Column	What it shows
name	Display name set at launch. Falls back to a short ID when empty.
state	Current lifecycle state (running, pending, stopped, failed, non_bootstrap). See the launch flow page for the full state machine.
serving_name	Public model name used by the OpenAI-compatible endpoint.
created	Wall-clock time when the instance was created in the account.

Per-instance actions

Start

Resumes a stopped instance. Smart mode re-runs the provider selection.

Stop

Stops the billing meter. The pod may be reclaimed by the provider.

Settings

Edit name, description, serving name, GPU preferences, and smart constraints.

Playground

Open a built-in chat or embeddings playground against the live endpoint.

Delete

Removes the instance and any associated schedule rules. Billed hours are not refunded.

Bulk operations

The checkbox column supports multi-select. Use it to stop or delete many instances at once.

Stop many

Stops every selected instance in a single transaction. Useful before a planned maintenance window.

Delete many

Removes the instances. Prompts a confirmation dialog. Schedule rules are deleted with the instance.

Usage tracking

The Usage tab on each instance tracks two parallel series: cost in EUR and billable seconds of active time. Summary cards at the top of the tab show the month-to-date total, the average daily cost, and the active hours.

24h

Last 24 hours with hourly buckets. Includes CPU/GPU/VRAM/disk resource samples.

7d

Last 7 days with hourly buckets for the first day, daily for the rest.

30d

Last 30 days, daily buckets. Recommended for monthly forecasting.

90d

Last 90 days, daily buckets. Used for long-term trend analysis.

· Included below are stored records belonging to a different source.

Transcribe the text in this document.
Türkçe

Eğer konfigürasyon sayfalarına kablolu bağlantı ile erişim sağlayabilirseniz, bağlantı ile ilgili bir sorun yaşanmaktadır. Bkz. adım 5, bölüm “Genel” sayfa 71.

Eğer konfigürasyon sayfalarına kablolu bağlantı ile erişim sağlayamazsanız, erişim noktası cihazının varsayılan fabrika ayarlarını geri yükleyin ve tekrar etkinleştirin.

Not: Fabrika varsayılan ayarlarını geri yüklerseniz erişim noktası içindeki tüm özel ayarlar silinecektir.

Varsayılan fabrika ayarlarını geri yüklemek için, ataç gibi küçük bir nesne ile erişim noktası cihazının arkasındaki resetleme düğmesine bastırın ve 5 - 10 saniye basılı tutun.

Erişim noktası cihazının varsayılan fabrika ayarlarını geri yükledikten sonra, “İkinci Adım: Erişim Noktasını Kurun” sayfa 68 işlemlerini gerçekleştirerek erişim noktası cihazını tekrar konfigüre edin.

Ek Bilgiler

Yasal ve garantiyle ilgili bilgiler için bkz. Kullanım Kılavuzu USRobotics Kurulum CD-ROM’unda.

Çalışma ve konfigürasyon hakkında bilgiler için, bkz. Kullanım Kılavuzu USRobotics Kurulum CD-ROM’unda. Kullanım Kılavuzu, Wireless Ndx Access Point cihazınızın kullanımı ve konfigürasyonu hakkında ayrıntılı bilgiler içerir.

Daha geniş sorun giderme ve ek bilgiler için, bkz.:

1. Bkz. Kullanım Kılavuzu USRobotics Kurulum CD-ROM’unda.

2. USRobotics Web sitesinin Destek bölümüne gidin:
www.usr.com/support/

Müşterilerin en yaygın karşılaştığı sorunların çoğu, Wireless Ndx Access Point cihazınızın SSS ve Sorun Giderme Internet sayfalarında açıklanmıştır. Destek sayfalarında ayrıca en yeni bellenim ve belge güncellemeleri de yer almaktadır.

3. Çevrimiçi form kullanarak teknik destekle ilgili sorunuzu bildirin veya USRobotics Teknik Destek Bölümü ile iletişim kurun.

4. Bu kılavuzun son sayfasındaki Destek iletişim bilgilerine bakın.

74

Why only 24h for resource samples?

Resource samples come from the runtime sidecar. We keep the retention short to control platform cost while still being enough to debug throughput issues. Cost and active-hour series have longer retention.

Built-in playground

The Playground button on a running instance opens a sheet with three panels: chat, embeddings, and (for embeddings instances) a multimodal input that takes an image URL.

Chat

Send an OpenAI-shaped request to the running instance. The dropdown lets you pick a firewall to evaluate each prompt.

chat.py

1from openai import OpenAI
2
3client = OpenAI(
4    base_url="https://api.qdiv0.com/v1",
5    api_key="your-api-key",
6)
7
8resp = client.chat.completions.create(
9    model="<serving-name>",
10    messages=[{"role": "user", "content": "Hello"}],
11)
12print(resp.choices[0].message.content)

Embeddings (text)

Single string or list of strings. The same endpoint serves multimodal models with an image_url field.

embeddings.py

1import requests
2
3resp = requests.post(
4    "https://api.qdiv0.com/v1/embeddings",
5    headers={"Authorization": f"Bearer {api_key}"},
6    json={"model": "<serving-name>", "input": "hello world"},
7)
8print(resp.json()["data"][0]["embedding"][:8], "...")

Embeddings (multimodal)

Qwen3-VL-Embedding and other multimodal models accept an image alongside the text.

embeddings-multimodal.py

1import requests
2
3resp = requests.post(
4    "https://api.qdiv0.com/v1/embeddings",
5    headers={"Authorization": f"Bearer {api_key}"},
6    json={
7        "model": "qwen3-vl-2b-demo",
8        "input": [
9            {"type": "text", "text": "diagram description"},
10            {"type": "image_url", "image_url": {"url": "https://example.com/diagram.png"}},
11        ],
12    },
13)

Schedule rules

The Schedule tab on the instance detail page stores cron-based start and stop rules. Rules are evaluated by the scheduler worker using the rule's own timezone. The last execution (success or error) is shown inline. See Settings for the full cron syntax and supported actions.